L’estomac ou le colon, avec leur physiologie orientée vers la digestion, présentent des manifestations pathologiques révélées par des troubles du transit et de la digestion.  Il est naturel que le cerveau, physiologiquement orienté vers des processus mentaux, manifeste ses pathologies par des troubles mentaux. Il faut être théiste pour penser que le cerveau humain a une origine céleste, ou être misogyne, comme l’était Freud, pour penser que ses dysfonctions proviennent de la mère ou de la grand-mère.

N’en doutons pas, le processus de la somatogenèse des maladies psychiatriques est irréversible dans un monde ou l’IRM a remplacé le surmoi. Tant mieux.
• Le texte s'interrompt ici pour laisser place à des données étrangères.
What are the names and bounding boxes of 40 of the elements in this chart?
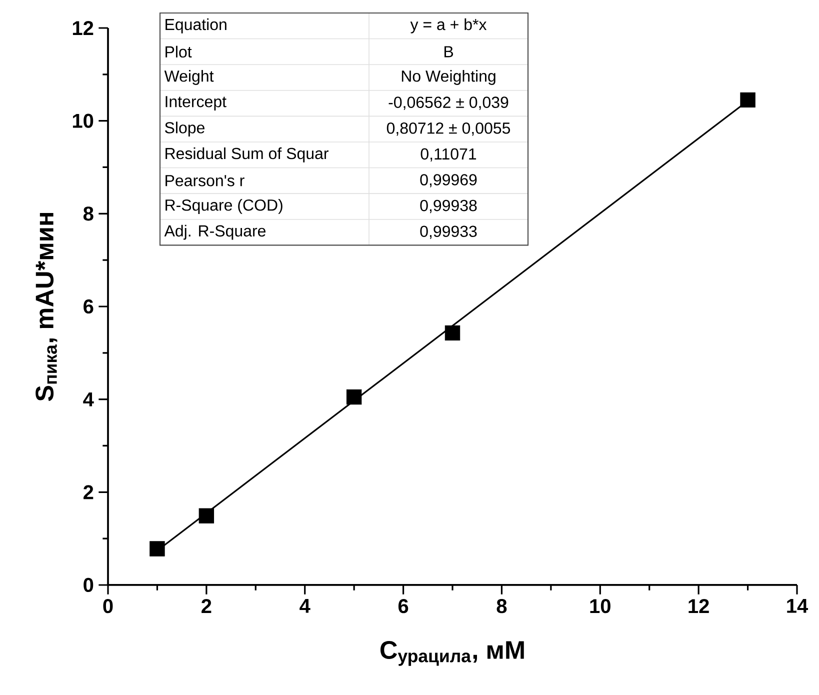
annotation: Slope	[165, 122, 204, 137]
annotation: Pearson's r	[166, 175, 244, 186]
annotation: 0,99933	[420, 226, 477, 239]
annotation: 0,11071	[420, 148, 476, 162]
x-axis-title: С$_{урацила}$, мМ	[380, 641, 524, 666]
annotation: Adj. R-Square	[164, 224, 266, 240]
point	[444, 325, 460, 341]
y-tick-label: 6	[84, 299, 94, 314]
annotation: 0,99938	[420, 200, 477, 214]
annotation: Equation	[166, 18, 226, 34]
point	[346, 389, 362, 405]
x-tick-label: 12	[688, 599, 709, 613]
x-tick-label: 4	[300, 599, 310, 613]
annotation: Weight	[164, 70, 214, 85]
y-axis-title: S$_{пика}$, mAU*мин	[36, 212, 58, 402]
annotation: 0,99969	[420, 174, 477, 188]
y-tick-label: 4	[83, 392, 94, 406]
y-tick-label: 8	[83, 206, 94, 221]
y-tick-label: 2	[84, 485, 94, 500]
annotation: Intercept	[166, 96, 226, 110]
point	[740, 92, 756, 108]
annotation: No Weighting	[402, 70, 496, 85]
point	[198, 508, 214, 524]
x-tick-label: 8	[496, 599, 507, 614]
annotation: 0,80712 ± 0,0055	[386, 122, 510, 136]
x-tick-label: 14	[787, 599, 808, 613]
annotation: B	[444, 46, 453, 58]
x-tick-label: 6	[398, 599, 408, 614]
annotation: Plot	[166, 46, 192, 58]
annotation: y = a + b*x	[410, 18, 487, 34]
x-tick-label: 10	[590, 599, 610, 614]
x-tick-label: 0	[103, 599, 113, 614]
point	[150, 541, 165, 556]
y-tick-label: 12	[72, 21, 94, 35]
annotation: Residual Sum of Squar	[166, 147, 328, 162]
annotation: -0,06562 ± 0,039	[388, 96, 508, 110]
annotation: R-Square (COD)	[166, 199, 282, 214]
x-tick-label: 2	[202, 599, 212, 613]
y-tick-label: 0	[84, 578, 94, 592]
y-tick-label: 10	[72, 114, 94, 128]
Fallait-il pour autant s’empresser de rejeter la psychogenèse des maladies somatiques ?  Il n’y aurait donc plus de psychogenèse pour aucun organe quel qu’il soit, cœur, cerveau, peau ou thyroïde. Le clinicien attentif ne peut s’y résoudre.

Le psychisme existe indépendamment de toute pathologie. Le profil anxieux, l’imagination créatrice, la capacité d’empathie ou la faculté de syntonie sont des caractéristiques individuelles comme le sont la couleur des cheveux, la tonicité veineuse ou le périmètre thoracique. Nul ne peut nier la composante psychique du seuil de douleur, l’effet du stress sur le transit et la tension artérielle ou le rôle de l’émotion sur le niveau de la réaction allergique.

La couleur des yeux oriente l’appariement sexuel, donc la vie de couple qui s’en suit. La taille influence la carrière professionnelle, donc la quantité cumulée de stress. Les parents modulent l’imagination créatrice et le degré d’autonomie qui feront accepter ou refuser une intervention chirurgicale, avec des conséquences majeures sur toute la médicalisation qui peut en découler. L’anxiété porte au dépistage des maladies qui majore à son tour l’anxiété en un interminable cercle vicieux générateur de pathologie iatrogène.

Savoir démêler les subtiles intrications entre la psychogenèse, la somatogenèse, l’environnement et l’histoire individuelle relève d’une grande expertise clinique. Il serait erroné de croire que cette expertise  a disparu. Elle est au contraire mieux aiguisée chez un grand nombre de mes confrères généralistes. Elle n’a simplement plus jamais droit de cité, car la cité adore un nouveau dieu Soma qui règne sur la pathologie comme, en son temps, un certain Yahvé domina l’anthropologie.

Ce dieu-là néglige les patients, les médecins et la science qui se prosternent mal.


[1] François Laplantine. « Anthropologie de la maladie ». Payot. 1992. P 101.